Iran is a country that is stuck between a rock and a hard place, as it flirts with war with the U.S. while struggling against economic sanctions. What makes it harder is that the status of cryptocurrencies, a potential savior to the country’s economy, is in a state of flux.
In an interview with Tasnim News, Nasser Hakimi, the Deputy Governor of New Technologies for the Central Bank of Iran, reminded the country that SegWitCoin (BTC) and other digital currencies continue to be illegal, but also unwise investments:
“[Iranians should be cautious] against the advertisements and marketers of pyramid style network companies that promote Bitcoin like a tree with gold coins in the Adventures of Pinocchio … The Supreme Council on Countering Money Laundering has prohibited the sale and purchase of Bitcoin in Iran.”
Mr. Hakimi confusingly made a distinction that BTC trading was illegal due to the money laundering laws, but that mining would fall into a different category. There’s really no need for distinction though, as Iran has also seized mining rigs, implying the activity is wasteful and also very illegal.
Totally contradicting Hakimi was Aliakbar Karimi, a member of Iranian Parliament’s Economic Committee. He told a local outlet that cryptocurrency couldn’t strictly be labeled as illegal, but rather it was alegal, for there is a total lack of regulation on the issue. He didn’t limit the topic to either trading or mining, either, indicating that there’s a total lack of clarity on the topic of digital currencies.
So only one of the two things can be right. Either Hakimi is right, and trading in cryptos is strictly illegal, or Karimi is right, and there’s no prohibition guarding against it.
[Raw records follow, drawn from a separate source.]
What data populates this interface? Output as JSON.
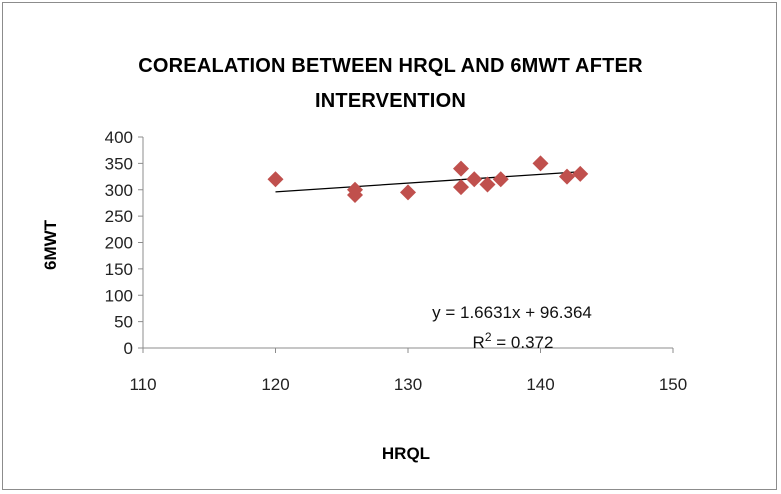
{
  "chart_data": {
    "type": "scatter",
    "title_line1": "COREALATION BETWEEN HRQL AND 6MWT AFTER",
    "title_line2": "INTERVENTION",
    "xlabel": "HRQL",
    "ylabel": "6MWT",
    "xlim": [
      110,
      150
    ],
    "ylim": [
      0,
      400
    ],
    "x_ticks": [
      "110",
      "120",
      "130",
      "140",
      "150"
    ],
    "y_ticks": [
      "0",
      "50",
      "100",
      "150",
      "200",
      "250",
      "300",
      "350",
      "400"
    ],
    "points": [
      {
        "x": 120,
        "y": 320
      },
      {
        "x": 126,
        "y": 300
      },
      {
        "x": 126,
        "y": 290
      },
      {
        "x": 130,
        "y": 295
      },
      {
        "x": 134,
        "y": 340
      },
      {
        "x": 134,
        "y": 305
      },
      {
        "x": 135,
        "y": 320
      },
      {
        "x": 136,
        "y": 310
      },
      {
        "x": 137,
        "y": 320
      },
      {
        "x": 140,
        "y": 350
      },
      {
        "x": 142,
        "y": 325
      },
      {
        "x": 143,
        "y": 330
      }
    ],
    "trendline": {
      "slope": 1.6631,
      "intercept": 96.364,
      "x_start": 120,
      "x_end": 143
    },
    "equation": "y = 1.6631x + 96.364",
    "r2_prefix": "R",
    "r2_sup": "2",
    "r2_value": " = 0.372",
    "marker_color": "#c0504d",
    "grid": false,
    "legend": "none"
  }
}
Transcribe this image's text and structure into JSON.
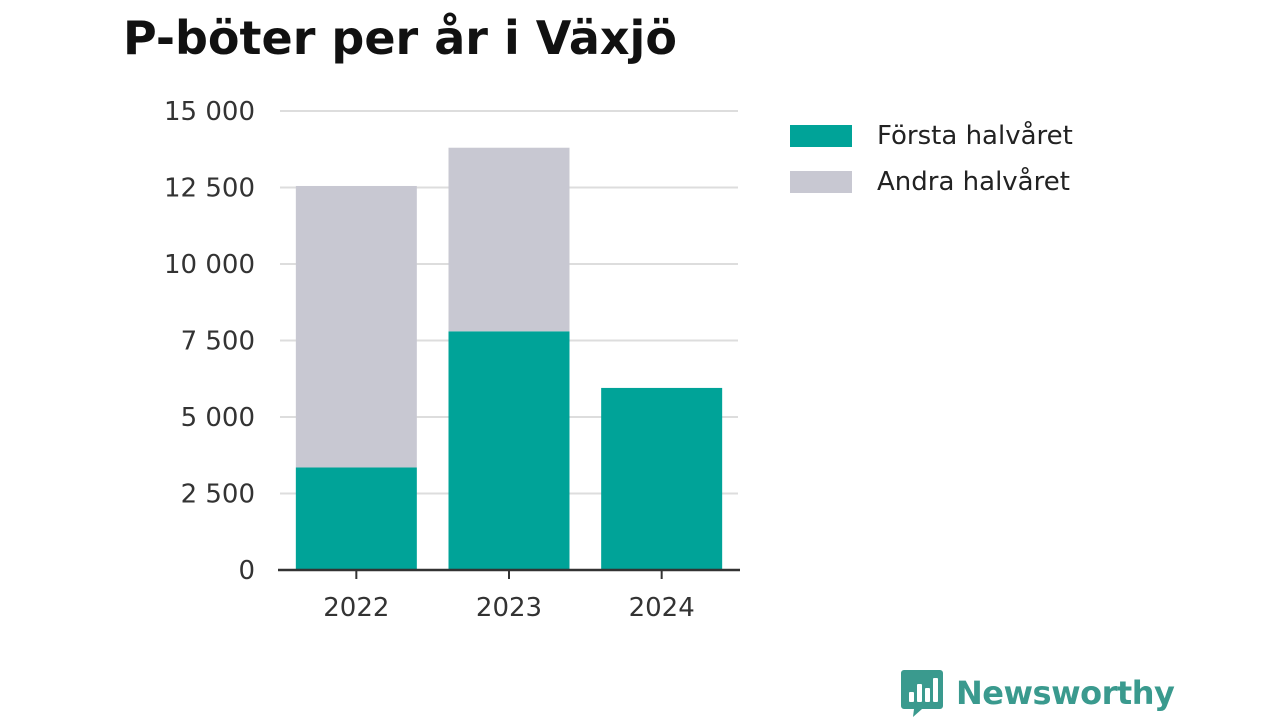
{
  "chart_data": {
    "type": "bar",
    "stacked": true,
    "title": "P-böter per år i Växjö",
    "xlabel": "",
    "ylabel": "",
    "categories": [
      "2022",
      "2023",
      "2024"
    ],
    "series": [
      {
        "name": "Första halvåret",
        "color": "#00a398",
        "values": [
          3350,
          7800,
          5950
        ]
      },
      {
        "name": "Andra halvåret",
        "color": "#c8c8d2",
        "values": [
          9200,
          6000,
          0
        ]
      }
    ],
    "ylim": [
      0,
      15000
    ],
    "yticks": [
      0,
      2500,
      5000,
      7500,
      10000,
      12500,
      15000
    ],
    "ytick_labels": [
      "0",
      "2 500",
      "5 000",
      "7 500",
      "10 000",
      "12 500",
      "15 000"
    ],
    "grid": true,
    "legend": "right"
  },
  "legend": {
    "items": [
      {
        "label": "Första halvåret",
        "color": "#00a398"
      },
      {
        "label": "Andra halvåret",
        "color": "#c8c8d2"
      }
    ]
  },
  "logo": {
    "text": "Newsworthy",
    "icon": "bar-chart-speech-bubble-icon",
    "color": "#3a9a8e"
  }
}
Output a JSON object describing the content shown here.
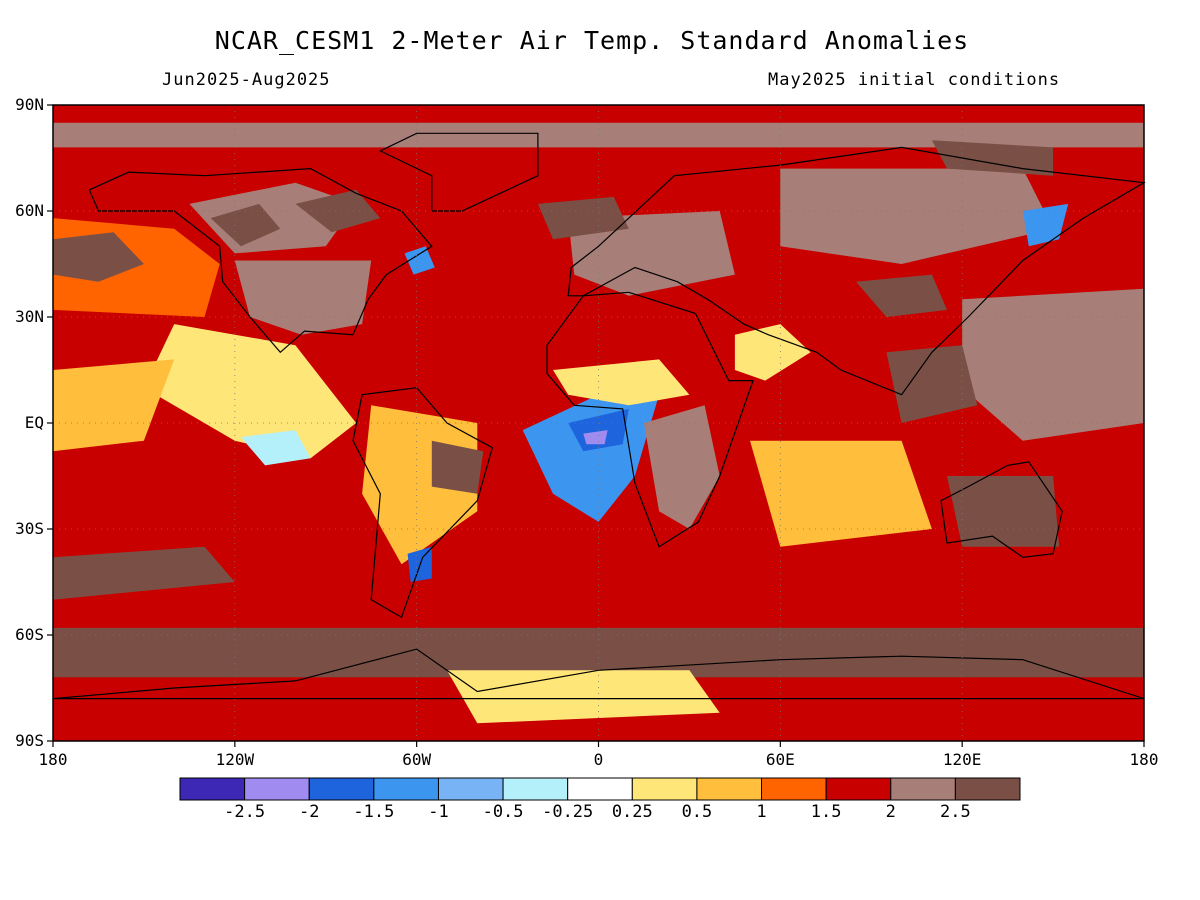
{
  "header": {
    "title": "NCAR_CESM1 2-Meter Air Temp. Standard Anomalies",
    "period": "Jun2025-Aug2025",
    "init": "May2025 initial conditions"
  },
  "axes": {
    "y_ticks": [
      {
        "label": "90N",
        "lat": 90
      },
      {
        "label": "60N",
        "lat": 60
      },
      {
        "label": "30N",
        "lat": 30
      },
      {
        "label": "EQ",
        "lat": 0
      },
      {
        "label": "30S",
        "lat": -30
      },
      {
        "label": "60S",
        "lat": -60
      },
      {
        "label": "90S",
        "lat": -90
      }
    ],
    "x_ticks": [
      {
        "label": "180",
        "lon": -180
      },
      {
        "label": "120W",
        "lon": -120
      },
      {
        "label": "60W",
        "lon": -60
      },
      {
        "label": "0",
        "lon": 0
      },
      {
        "label": "60E",
        "lon": 60
      },
      {
        "label": "120E",
        "lon": 120
      },
      {
        "label": "180",
        "lon": 180
      }
    ]
  },
  "legend": {
    "colors": [
      "#3c28b4",
      "#a08cf0",
      "#1e64dc",
      "#3c96f0",
      "#78b4f5",
      "#b4f0fa",
      "#ffffff",
      "#ffe678",
      "#ffbe3c",
      "#ff6400",
      "#c80000",
      "#a87f78",
      "#7a5046"
    ],
    "labels": [
      "-2.5",
      "-2",
      "-1.5",
      "-1",
      "-0.5",
      "-0.25",
      "0.25",
      "0.5",
      "1",
      "1.5",
      "2",
      "2.5"
    ]
  },
  "map": {
    "background_class": "1.5",
    "regions": [
      {
        "name": "arctic-warm",
        "cls": "2",
        "pts": [
          [
            -180,
            85
          ],
          [
            180,
            85
          ],
          [
            180,
            78
          ],
          [
            -180,
            78
          ]
        ]
      },
      {
        "name": "north-pacific-warm",
        "cls": "1",
        "pts": [
          [
            -180,
            58
          ],
          [
            -140,
            55
          ],
          [
            -125,
            45
          ],
          [
            -130,
            30
          ],
          [
            -180,
            32
          ]
        ]
      },
      {
        "name": "alaska-pacific-extreme",
        "cls": "2.5",
        "pts": [
          [
            -180,
            52
          ],
          [
            -160,
            54
          ],
          [
            -150,
            45
          ],
          [
            -165,
            40
          ],
          [
            -180,
            42
          ]
        ]
      },
      {
        "name": "canada-warm",
        "cls": "2",
        "pts": [
          [
            -135,
            62
          ],
          [
            -100,
            68
          ],
          [
            -80,
            62
          ],
          [
            -90,
            50
          ],
          [
            -120,
            48
          ]
        ]
      },
      {
        "name": "canada-extreme",
        "cls": "2.5",
        "pts": [
          [
            -128,
            58
          ],
          [
            -112,
            62
          ],
          [
            -105,
            55
          ],
          [
            -118,
            50
          ]
        ]
      },
      {
        "name": "hudson-extreme",
        "cls": "2.5",
        "pts": [
          [
            -100,
            62
          ],
          [
            -80,
            66
          ],
          [
            -72,
            58
          ],
          [
            -88,
            54
          ]
        ]
      },
      {
        "name": "usa-warm",
        "cls": "2",
        "pts": [
          [
            -120,
            46
          ],
          [
            -75,
            46
          ],
          [
            -78,
            28
          ],
          [
            -98,
            25
          ],
          [
            -115,
            30
          ]
        ]
      },
      {
        "name": "great-lakes-cool",
        "cls": "-1",
        "pts": [
          [
            -64,
            48
          ],
          [
            -57,
            50
          ],
          [
            -54,
            44
          ],
          [
            -61,
            42
          ]
        ]
      },
      {
        "name": "east-pacific-neutral",
        "cls": "0",
        "pts": [
          [
            -140,
            28
          ],
          [
            -100,
            22
          ],
          [
            -80,
            0
          ],
          [
            -95,
            -10
          ],
          [
            -120,
            -5
          ],
          [
            -150,
            10
          ]
        ]
      },
      {
        "name": "east-pacific-cool",
        "cls": "-0.25",
        "pts": [
          [
            -118,
            -4
          ],
          [
            -100,
            -2
          ],
          [
            -95,
            -10
          ],
          [
            -110,
            -12
          ]
        ]
      },
      {
        "name": "tropical-pacific-mild",
        "cls": "0.5",
        "pts": [
          [
            -180,
            15
          ],
          [
            -140,
            18
          ],
          [
            -150,
            -5
          ],
          [
            -180,
            -8
          ]
        ]
      },
      {
        "name": "atlantic-cool",
        "cls": "-1",
        "pts": [
          [
            -25,
            -2
          ],
          [
            10,
            12
          ],
          [
            20,
            8
          ],
          [
            12,
            -15
          ],
          [
            0,
            -28
          ],
          [
            -15,
            -20
          ]
        ]
      },
      {
        "name": "atlantic-cooler",
        "cls": "-1.5",
        "pts": [
          [
            -10,
            0
          ],
          [
            10,
            4
          ],
          [
            8,
            -6
          ],
          [
            -5,
            -8
          ]
        ]
      },
      {
        "name": "atlantic-coolest",
        "cls": "-2",
        "pts": [
          [
            -5,
            -3
          ],
          [
            3,
            -2
          ],
          [
            2,
            -6
          ],
          [
            -4,
            -6
          ]
        ]
      },
      {
        "name": "sahara-neutral",
        "cls": "0",
        "pts": [
          [
            -15,
            15
          ],
          [
            20,
            18
          ],
          [
            30,
            8
          ],
          [
            10,
            5
          ],
          [
            -10,
            8
          ]
        ]
      },
      {
        "name": "africa-warm",
        "cls": "2",
        "pts": [
          [
            15,
            0
          ],
          [
            35,
            5
          ],
          [
            40,
            -15
          ],
          [
            30,
            -30
          ],
          [
            20,
            -25
          ]
        ]
      },
      {
        "name": "arabia-neutral",
        "cls": "0",
        "pts": [
          [
            45,
            25
          ],
          [
            60,
            28
          ],
          [
            70,
            20
          ],
          [
            55,
            12
          ],
          [
            45,
            15
          ]
        ]
      },
      {
        "name": "europe-warm",
        "cls": "2",
        "pts": [
          [
            -10,
            58
          ],
          [
            40,
            60
          ],
          [
            45,
            42
          ],
          [
            10,
            36
          ],
          [
            -8,
            42
          ]
        ]
      },
      {
        "name": "greenland-sea-extreme",
        "cls": "2.5",
        "pts": [
          [
            -20,
            62
          ],
          [
            5,
            64
          ],
          [
            10,
            55
          ],
          [
            -15,
            52
          ]
        ]
      },
      {
        "name": "siberia-warm",
        "cls": "2",
        "pts": [
          [
            60,
            72
          ],
          [
            140,
            72
          ],
          [
            150,
            55
          ],
          [
            100,
            45
          ],
          [
            60,
            50
          ]
        ]
      },
      {
        "name": "siberia-extreme",
        "cls": "2.5",
        "pts": [
          [
            110,
            80
          ],
          [
            150,
            78
          ],
          [
            150,
            70
          ],
          [
            115,
            72
          ]
        ]
      },
      {
        "name": "china-extreme",
        "cls": "2.5",
        "pts": [
          [
            85,
            40
          ],
          [
            110,
            42
          ],
          [
            115,
            32
          ],
          [
            95,
            30
          ]
        ]
      },
      {
        "name": "okhotsk-cool",
        "cls": "-1",
        "pts": [
          [
            140,
            60
          ],
          [
            155,
            62
          ],
          [
            152,
            52
          ],
          [
            142,
            50
          ]
        ]
      },
      {
        "name": "west-pacific-warm",
        "cls": "2",
        "pts": [
          [
            120,
            35
          ],
          [
            180,
            38
          ],
          [
            180,
            0
          ],
          [
            140,
            -5
          ],
          [
            120,
            10
          ]
        ]
      },
      {
        "name": "maritime-extreme",
        "cls": "2.5",
        "pts": [
          [
            95,
            20
          ],
          [
            120,
            22
          ],
          [
            125,
            5
          ],
          [
            100,
            0
          ]
        ]
      },
      {
        "name": "indian-ocean-mild",
        "cls": "0.5",
        "pts": [
          [
            50,
            -5
          ],
          [
            100,
            -5
          ],
          [
            110,
            -30
          ],
          [
            60,
            -35
          ]
        ]
      },
      {
        "name": "australia-extreme",
        "cls": "2.5",
        "pts": [
          [
            115,
            -15
          ],
          [
            150,
            -15
          ],
          [
            152,
            -35
          ],
          [
            120,
            -35
          ]
        ]
      },
      {
        "name": "south-america-mild",
        "cls": "0.5",
        "pts": [
          [
            -75,
            5
          ],
          [
            -40,
            0
          ],
          [
            -40,
            -25
          ],
          [
            -65,
            -40
          ],
          [
            -78,
            -20
          ]
        ]
      },
      {
        "name": "brazil-extreme",
        "cls": "2.5",
        "pts": [
          [
            -55,
            -5
          ],
          [
            -38,
            -8
          ],
          [
            -40,
            -20
          ],
          [
            -55,
            -18
          ]
        ]
      },
      {
        "name": "argentina-cool",
        "cls": "-1.5",
        "pts": [
          [
            -63,
            -37
          ],
          [
            -55,
            -35
          ],
          [
            -55,
            -44
          ],
          [
            -62,
            -45
          ]
        ]
      },
      {
        "name": "south-pacific-extreme",
        "cls": "2.5",
        "pts": [
          [
            -180,
            -38
          ],
          [
            -130,
            -35
          ],
          [
            -120,
            -45
          ],
          [
            -180,
            -50
          ]
        ]
      },
      {
        "name": "southern-ocean-extreme",
        "cls": "2.5",
        "pts": [
          [
            -180,
            -58
          ],
          [
            180,
            -58
          ],
          [
            180,
            -72
          ],
          [
            -180,
            -72
          ]
        ]
      },
      {
        "name": "antarctica-warm",
        "cls": "1.5",
        "pts": [
          [
            -180,
            -72
          ],
          [
            180,
            -72
          ],
          [
            180,
            -90
          ],
          [
            -180,
            -90
          ]
        ]
      },
      {
        "name": "weddell-neutral",
        "cls": "0",
        "pts": [
          [
            -50,
            -70
          ],
          [
            30,
            -70
          ],
          [
            40,
            -82
          ],
          [
            -40,
            -85
          ]
        ]
      }
    ],
    "coastlines": [
      {
        "name": "north-america-coast",
        "pts": [
          [
            -168,
            66
          ],
          [
            -155,
            71
          ],
          [
            -130,
            70
          ],
          [
            -95,
            72
          ],
          [
            -80,
            65
          ],
          [
            -65,
            60
          ],
          [
            -55,
            50
          ],
          [
            -70,
            42
          ],
          [
            -76,
            35
          ],
          [
            -81,
            25
          ],
          [
            -97,
            26
          ],
          [
            -105,
            20
          ],
          [
            -115,
            30
          ],
          [
            -124,
            40
          ],
          [
            -125,
            50
          ],
          [
            -140,
            60
          ],
          [
            -165,
            60
          ]
        ]
      },
      {
        "name": "south-america-coast",
        "pts": [
          [
            -78,
            8
          ],
          [
            -60,
            10
          ],
          [
            -50,
            0
          ],
          [
            -35,
            -7
          ],
          [
            -40,
            -22
          ],
          [
            -58,
            -38
          ],
          [
            -65,
            -55
          ],
          [
            -75,
            -50
          ],
          [
            -72,
            -20
          ],
          [
            -81,
            -5
          ]
        ]
      },
      {
        "name": "africa-coast",
        "pts": [
          [
            -17,
            22
          ],
          [
            -5,
            36
          ],
          [
            10,
            37
          ],
          [
            32,
            31
          ],
          [
            43,
            12
          ],
          [
            51,
            12
          ],
          [
            40,
            -15
          ],
          [
            33,
            -28
          ],
          [
            20,
            -35
          ],
          [
            12,
            -17
          ],
          [
            8,
            4
          ],
          [
            -8,
            5
          ],
          [
            -17,
            14
          ]
        ]
      },
      {
        "name": "eurasia-coast",
        "pts": [
          [
            -10,
            36
          ],
          [
            -9,
            44
          ],
          [
            0,
            50
          ],
          [
            10,
            58
          ],
          [
            25,
            70
          ],
          [
            60,
            73
          ],
          [
            100,
            78
          ],
          [
            140,
            72
          ],
          [
            180,
            68
          ],
          [
            160,
            58
          ],
          [
            140,
            46
          ],
          [
            122,
            30
          ],
          [
            110,
            20
          ],
          [
            100,
            8
          ],
          [
            80,
            15
          ],
          [
            72,
            20
          ],
          [
            56,
            25
          ],
          [
            48,
            28
          ],
          [
            36,
            35
          ],
          [
            26,
            40
          ],
          [
            12,
            44
          ],
          [
            -5,
            36
          ]
        ]
      },
      {
        "name": "australia-coast",
        "pts": [
          [
            113,
            -22
          ],
          [
            122,
            -18
          ],
          [
            135,
            -12
          ],
          [
            142,
            -11
          ],
          [
            153,
            -25
          ],
          [
            150,
            -37
          ],
          [
            140,
            -38
          ],
          [
            130,
            -32
          ],
          [
            115,
            -34
          ]
        ]
      },
      {
        "name": "greenland-coast",
        "pts": [
          [
            -55,
            60
          ],
          [
            -45,
            60
          ],
          [
            -20,
            70
          ],
          [
            -20,
            82
          ],
          [
            -60,
            82
          ],
          [
            -72,
            77
          ],
          [
            -55,
            70
          ]
        ]
      },
      {
        "name": "antarctica-coast",
        "pts": [
          [
            -180,
            -78
          ],
          [
            -140,
            -75
          ],
          [
            -100,
            -73
          ],
          [
            -60,
            -64
          ],
          [
            -40,
            -76
          ],
          [
            0,
            -70
          ],
          [
            60,
            -67
          ],
          [
            100,
            -66
          ],
          [
            140,
            -67
          ],
          [
            180,
            -78
          ]
        ]
      }
    ]
  }
}
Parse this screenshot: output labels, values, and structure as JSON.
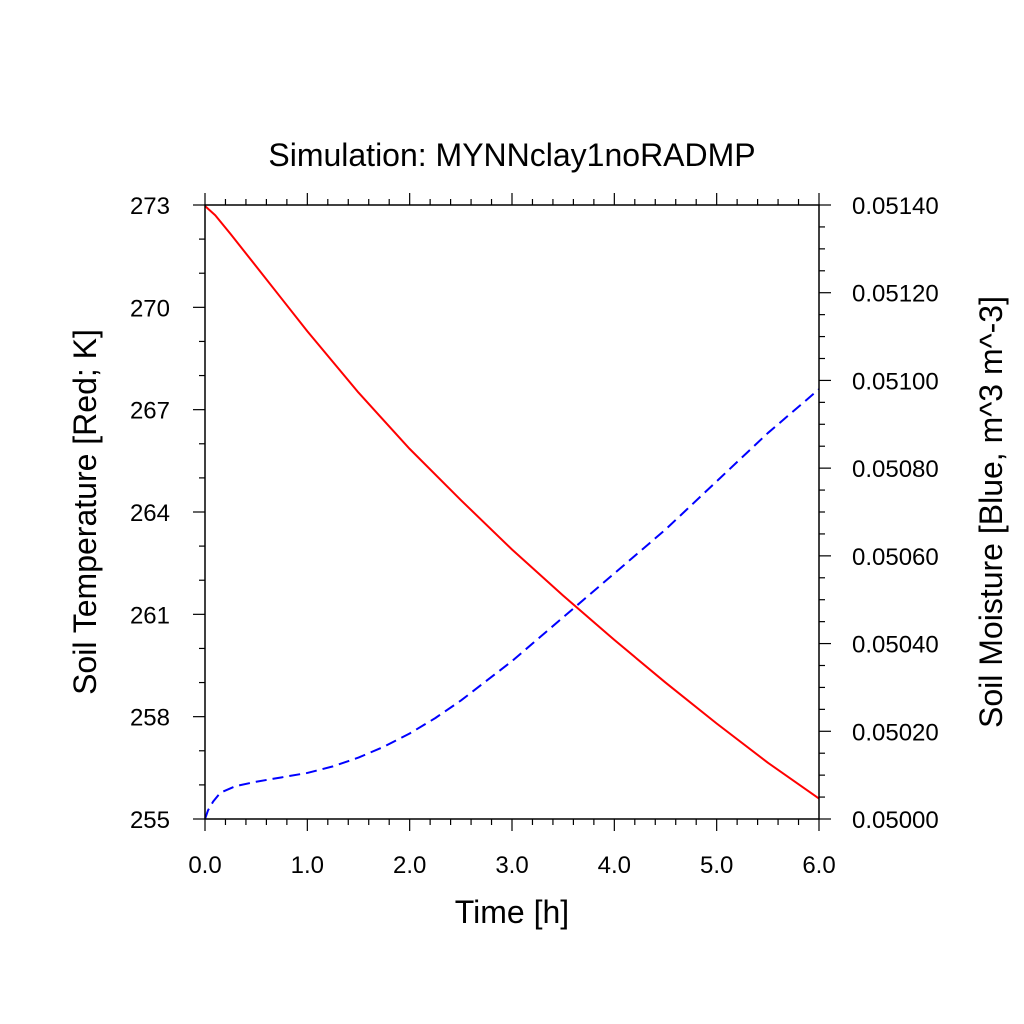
{
  "chart_data": {
    "type": "line",
    "title": "Simulation: MYNNclay1noRADMP",
    "xlabel": "Time [h]",
    "ylabel_left": "Soil Temperature [Red; K]",
    "ylabel_right": "Soil Moisture [Blue, m^3 m^-3]",
    "xlim": [
      0,
      6
    ],
    "ylim_left": [
      255,
      273
    ],
    "ylim_right": [
      0.05,
      0.0514
    ],
    "x_ticks": [
      "0.0",
      "1.0",
      "2.0",
      "3.0",
      "4.0",
      "5.0",
      "6.0"
    ],
    "y_left_ticks": [
      "255",
      "258",
      "261",
      "264",
      "267",
      "270",
      "273"
    ],
    "y_right_ticks": [
      "0.05000",
      "0.05020",
      "0.05040",
      "0.05060",
      "0.05080",
      "0.05100",
      "0.05120",
      "0.05140"
    ],
    "grid": false,
    "series": [
      {
        "axis": "left",
        "color": "#ff0000",
        "style": "solid",
        "x": [
          0,
          0.1,
          0.25,
          0.5,
          0.75,
          1.0,
          1.5,
          2.0,
          2.5,
          3.0,
          3.5,
          4.0,
          4.5,
          5.0,
          5.5,
          6.0
        ],
        "y": [
          272.97,
          272.7,
          272.15,
          271.2,
          270.25,
          269.3,
          267.5,
          265.85,
          264.35,
          262.9,
          261.55,
          260.25,
          259.0,
          257.8,
          256.65,
          255.6
        ]
      },
      {
        "axis": "right",
        "color": "#0000ff",
        "style": "dashed",
        "x": [
          0,
          0.03,
          0.08,
          0.15,
          0.3,
          0.5,
          0.75,
          1.0,
          1.25,
          1.5,
          1.75,
          2.0,
          2.25,
          2.5,
          2.75,
          3.0,
          3.25,
          3.5,
          4.0,
          4.5,
          5.0,
          5.5,
          6.0
        ],
        "y": [
          0.05,
          0.05002,
          0.05004,
          0.05006,
          0.050075,
          0.050085,
          0.050095,
          0.050105,
          0.05012,
          0.05014,
          0.050165,
          0.050195,
          0.05023,
          0.05027,
          0.050315,
          0.05036,
          0.05041,
          0.05046,
          0.05056,
          0.05066,
          0.05077,
          0.05088,
          0.05098
        ]
      }
    ]
  }
}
It might not matter if either is right, as both seem to imply mining should be ok, but that’s clearly not the case.
A better sense of clarity would be well appreciated by Iranian citizens, who are increasingly turning to cryptos to avoid losing their life savings should the local economy jump into hyperinflation. They might be less likely to do so if they find out the whole thing could land them in jail.